On Friday evening (Saturday morning for Europe), the San Jose data center suddenly stopped responding along with our Redirector service. All of our customers that were using URL records for redirects or attempting to resolve DNS in that area would have seen an outage or very slow lookups. Right about the same time, a Denial of Service attack was in progress causing slow or unresponsive DNS queries on one of our DNS servers in the Europe region. The following post will outline what happened in detail along with how we are responding to help prevent outages like this in the future.
At 2:29 UTC on May 9th, we began receiving alerts from our monitoring system that DNS lookups of dnsimple.com were failing lookup. This alert kept resolving itself and re-triggering, indicating a potential network problem because lookups were failing every so many times. Initially, we were unaware of an attack and assumed it was regional networking issues that needed ot be escalated to our hosting provider.
About 3 minutes later, a separate monitor for our Redirector service suddenly alerted. This is when we were paged again and more DNSimple employees joined chat to observe what was happening with the Redirector service. It was shortly after this alert that we realized none of the systems in the San Jose data center were responding. We alerted our hosting provider who acknowledged the issue at the time and they were already investigating. They had identified a network switch which was suddenly not responding, so none of our servers in the San Jose data center would have internet connectivity. This is also where we had our redirector service hosted at the time, so any customers with URL records were suddenly experiencing outages. Customers who were attempting to query our DNS servers in this region were automatically sent to other regions, increasing response time for lookups.
Minutes into the realization that the entire data center was down, we began to search for alternative redirectors we could use until the servers return to service. Before this outage, we were rebuilding the redirector and zone server services to have at least one in every data center in the event of an outage like this, but we did not have any online at the time. About an hour into the outage is when we attempted to rebuild a redirector since we still did not have an ETA from our hosting provider about the network switch coming back online.
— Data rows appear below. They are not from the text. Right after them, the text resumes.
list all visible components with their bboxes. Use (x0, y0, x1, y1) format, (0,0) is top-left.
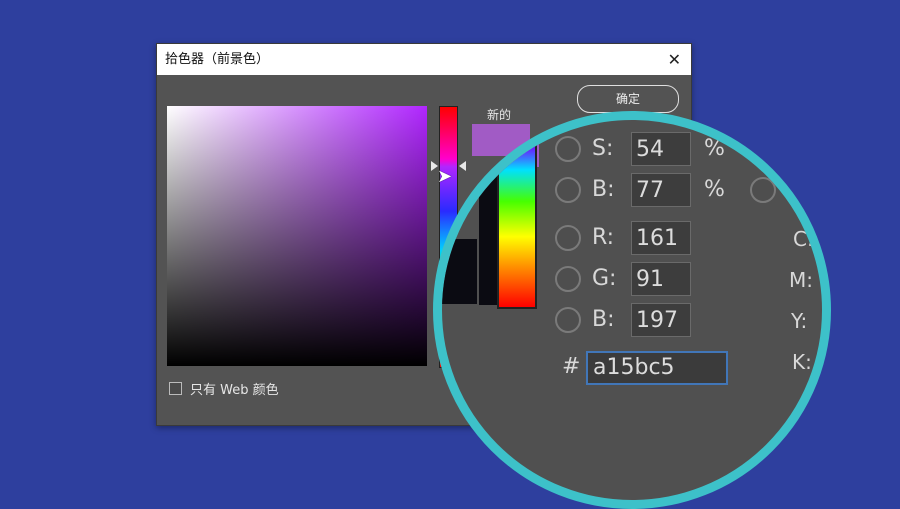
s-unit: % (704, 136, 725, 161)
web-only-option: 只有 Web 颜色 (169, 379, 279, 398)
g-radio[interactable] (555, 266, 581, 292)
ok-button[interactable]: 确定 (577, 85, 679, 113)
g-label: G: (592, 266, 617, 291)
s-radio[interactable] (555, 136, 581, 162)
magnified-view: S: 54 % B: 77 % R: 161 C: G: 91 M: B: 19… (442, 120, 822, 500)
hex-input[interactable]: a15bc5 (586, 351, 728, 385)
s-input[interactable]: 54 (631, 132, 691, 166)
magnified-old-swatch (479, 167, 497, 305)
blue-input[interactable]: 197 (631, 303, 691, 337)
k-label: K: (792, 350, 812, 374)
magnified-hue-strip (442, 239, 477, 304)
g-input[interactable]: 91 (631, 262, 691, 296)
brightness-unit: % (704, 177, 725, 202)
magnified-spectrum-bar (497, 129, 537, 309)
title-bar: 拾色器（前景色） ✕ (157, 44, 691, 75)
close-icon[interactable]: ✕ (668, 44, 681, 75)
web-only-checkbox[interactable] (169, 382, 182, 395)
hex-label: # (562, 354, 581, 379)
r-input[interactable]: 161 (631, 221, 691, 255)
brightness-label: B: (592, 177, 615, 202)
r-label: R: (592, 225, 615, 250)
c-label: C: (793, 227, 814, 251)
saturation-brightness-field[interactable] (167, 106, 427, 366)
m-label: M: (789, 268, 813, 292)
r-radio[interactable] (555, 225, 581, 251)
web-only-label: 只有 Web 颜色 (190, 383, 279, 398)
blue-label: B: (592, 307, 615, 332)
brightness-input[interactable]: 77 (631, 173, 691, 207)
magnifier-lens: S: 54 % B: 77 % R: 161 C: G: 91 M: B: 19… (433, 111, 831, 509)
s-label: S: (592, 136, 614, 161)
brightness-radio[interactable] (555, 177, 581, 203)
y-label: Y: (791, 309, 808, 333)
dialog-title: 拾色器（前景色） (165, 52, 270, 67)
blue-radio[interactable] (555, 307, 581, 333)
lab-a-radio[interactable] (750, 177, 776, 203)
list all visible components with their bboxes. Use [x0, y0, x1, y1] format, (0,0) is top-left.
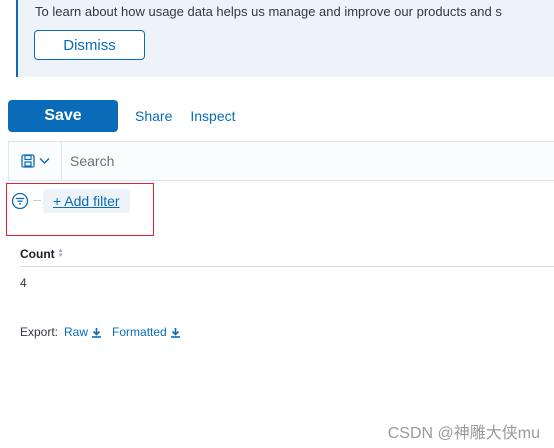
- filter-divider: [33, 200, 41, 201]
- export-formatted-link[interactable]: Formatted: [112, 325, 181, 339]
- top-nav: Save Share Inspect: [8, 100, 236, 132]
- table-header-count[interactable]: Count ▲ ▼: [20, 247, 64, 261]
- share-link[interactable]: Share: [135, 108, 172, 124]
- download-icon: [170, 327, 180, 338]
- add-filter-button[interactable]: + Add filter: [43, 189, 130, 213]
- inspect-link[interactable]: Inspect: [190, 108, 235, 124]
- chevron-down-icon: [39, 158, 49, 164]
- save-disk-icon: [20, 154, 35, 168]
- usage-data-callout: To learn about how usage data helps us m…: [16, 0, 554, 77]
- export-raw-link[interactable]: Raw: [64, 325, 102, 339]
- download-icon: [92, 327, 102, 338]
- filter-bar: + Add filter: [0, 181, 554, 223]
- filter-icon[interactable]: [11, 192, 29, 210]
- export-bar: Export: Raw Formatted: [20, 325, 181, 339]
- save-button[interactable]: Save: [8, 100, 118, 132]
- query-bar: [8, 141, 554, 181]
- export-formatted-label: Formatted: [112, 325, 167, 339]
- sort-icon: ▲ ▼: [57, 248, 64, 259]
- export-raw-label: Raw: [64, 325, 89, 339]
- search-input[interactable]: [62, 142, 552, 180]
- export-label: Export:: [20, 325, 59, 339]
- callout-text: To learn about how usage data helps us m…: [35, 4, 502, 19]
- dismiss-button[interactable]: Dismiss: [34, 30, 145, 60]
- column-label: Count: [20, 247, 55, 261]
- table-divider: [20, 266, 554, 267]
- watermark: CSDN @神雕大侠mu: [387, 425, 540, 442]
- saved-query-button[interactable]: [9, 142, 62, 180]
- table-cell: 4: [20, 276, 27, 290]
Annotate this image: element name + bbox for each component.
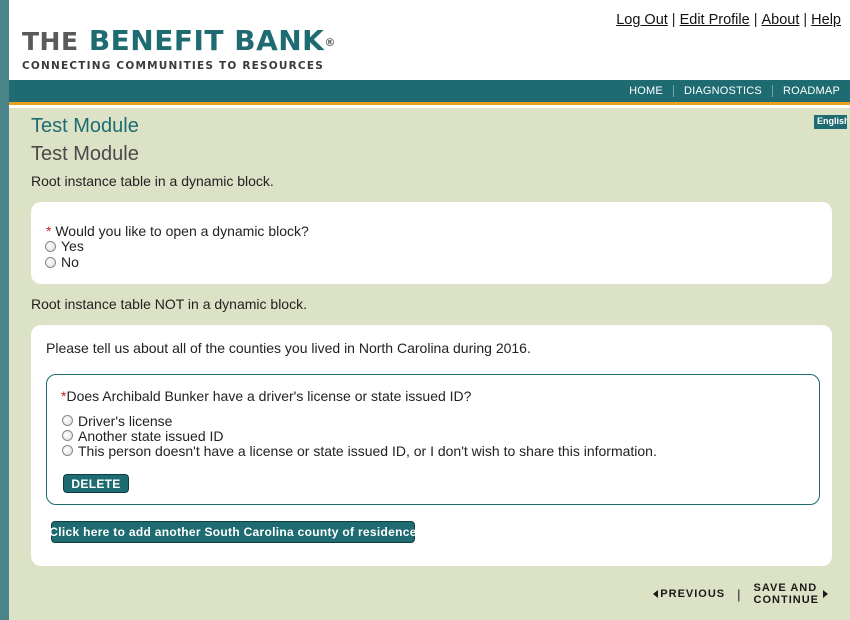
page-navigation: PREVIOUS | SAVE AND CONTINUE: [653, 582, 828, 606]
radio-button[interactable]: [45, 240, 56, 252]
benefit-bank-logo[interactable]: THE BENEFIT BANK® CONNECTING COMMUNITIES…: [22, 26, 336, 73]
instance-row-box: *Does Archibald Bunker have a driver's l…: [46, 374, 820, 505]
save-continue-button[interactable]: SAVE AND CONTINUE: [754, 582, 828, 606]
add-county-button[interactable]: Click here to add another South Carolina…: [49, 521, 416, 543]
footer-separator: |: [737, 586, 742, 602]
radio-button[interactable]: [62, 430, 73, 441]
logo-tagline: CONNECTING COMMUNITIES TO RESOURCES: [22, 60, 324, 72]
save-continue-line2: CONTINUE: [753, 594, 819, 606]
option-drivers-license[interactable]: Driver's license: [62, 412, 657, 429]
site-header: THE BENEFIT BANK® CONNECTING COMMUNITIES…: [9, 0, 850, 80]
account-links: Log Out | Edit Profile | About | Help: [616, 12, 841, 28]
option-label: Driver's license: [78, 412, 173, 429]
link-separator: |: [671, 12, 676, 28]
link-separator: |: [753, 12, 758, 28]
option-no[interactable]: No: [45, 254, 84, 270]
page-subtitle: Test Module: [31, 143, 139, 165]
license-question: *Does Archibald Bunker have a driver's l…: [61, 388, 471, 404]
option-state-id[interactable]: Another state issued ID: [62, 427, 657, 444]
left-edge-strip: [0, 0, 9, 620]
logo-the: THE: [22, 27, 79, 56]
nav-items: HOME DIAGNOSTICS ROADMAP: [619, 80, 850, 102]
language-button[interactable]: English: [814, 115, 847, 129]
counties-card: Please tell us about all of the counties…: [31, 325, 832, 566]
nav-home[interactable]: HOME: [619, 85, 673, 97]
save-continue-line1: SAVE AND: [753, 582, 818, 594]
option-label: Yes: [61, 238, 84, 254]
edit-profile-link[interactable]: Edit Profile: [680, 12, 750, 28]
dynamic-block-card: * Would you like to open a dynamic block…: [31, 202, 832, 284]
link-separator: |: [803, 12, 808, 28]
nav-roadmap[interactable]: ROADMAP: [773, 85, 850, 97]
nav-diagnostics[interactable]: DIAGNOSTICS: [674, 85, 772, 97]
left-triangle-icon: [653, 590, 659, 598]
about-link[interactable]: About: [761, 12, 799, 28]
section-description-static: Root instance table NOT in a dynamic blo…: [31, 296, 307, 312]
option-no-license[interactable]: This person doesn't have a license or st…: [62, 442, 657, 459]
delete-button[interactable]: DELETE: [63, 474, 129, 493]
page-title: Test Module: [31, 115, 139, 137]
radio-button[interactable]: [45, 256, 56, 268]
option-yes[interactable]: Yes: [45, 238, 84, 254]
dynamic-block-options: Yes No: [45, 238, 84, 270]
option-label: Another state issued ID: [78, 427, 224, 444]
logout-link[interactable]: Log Out: [616, 12, 668, 28]
radio-button[interactable]: [62, 445, 73, 456]
help-link[interactable]: Help: [811, 12, 841, 28]
option-label: No: [61, 254, 79, 270]
main-nav-bar: HOME DIAGNOSTICS ROADMAP: [9, 80, 850, 105]
question-text: Does Archibald Bunker have a driver's li…: [66, 388, 472, 404]
right-triangle-icon: [823, 590, 828, 598]
section-description-dynamic: Root instance table in a dynamic block.: [31, 173, 274, 189]
previous-button[interactable]: PREVIOUS: [653, 588, 725, 600]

At approximately 4:39 UTC, the network switch had been rebooted and was answering traffic normally. This resolved the monitoring check for the Redirector service and we upgraded the status of the Redirector service to "Monitoring" on our status page. Around this time, we were still seeing the DNS checks in the Amsterdam region continuing to cycle and we contacted our DDoS protection provider, CloudFlare, about the issue. It was then that we had confirmation a Denial of Service attack was in progress in Amsterdam, which was triggering these alerts of lookup failures.
Around 5:13 UTC we stopped receiving alerts from our monitoring system and we got a message from CloudFlare about the issue being resolved and network access was restored to normal service. Roughly 5 hours after this whole issue started, we updated our status page to all systems clear.
Why did it happen?
Our hosting provider later identified the cause of the network switch failure as some packets from our monitoring checks getting stuck in the network switch, causing a slow memory leak. Eventually, this would lead to the network switch running out of memory to be able to process incoming packets leading to the failure we experienced. Unfortunately, this was also the region where our redirector service was currently hosted so when the network switch stopped working, so did the redirector because it was unreachable from the internet. As for the Denial of Service attack, we have not gotten any reason of why it happened, which is sadly par for the course with Denial of Service attacks.
How did we respond and recover?
When it appeared the network issues in San Jose were not going to be resolved easily, we began rebuilding a redirector server in the Ashburn, VA data center as a backup measure. By the time it was ready, the network issue had been resolved by the hosting staff. As for the Denial of Service attack, this was largely the work of CloudFlare and is why we have them for this protection service. Their response to the attack was quick and it was mitigated fairly quickly.
How might we prevent similar issues from occurring again?
Before this outage began, we had already identified this type of situation as a potential disaster scenario. Our plan was and still is to setup every data center we can as a potential disaster fall back in the event this happens. This is something the operations team at DNSimple plans for as a disaster scenario, think "What if this data center falls off the map?". Our hosting provider is also going to be upgrading the software on our network switches to prevent the memory leak issue we mentioned earlier. This will require a little downtime while they upgrade, so please keep an eye on our status page for updates about when we will schedule these outages for the upgrades.
The same goes for our DDoS protection that started to be put in place after our outage in December and for its first realistic test seemed to work better than expected. The network was degraded in performance, but it was not completely down as it was in December. We will be adding this protection to additional name servers worldwide in order to mitigate future attacks.
This type of situation very rarely happens and we did not put disaster recover plans in place fast enough to respond to this outage. For that, we are very sorry the recovery from this situation was not as fast as it should have been. We are already working very hard to prevent this in the future. Please let us know if there is anything we can help you with regarding the use of our service or have any concerns of your own.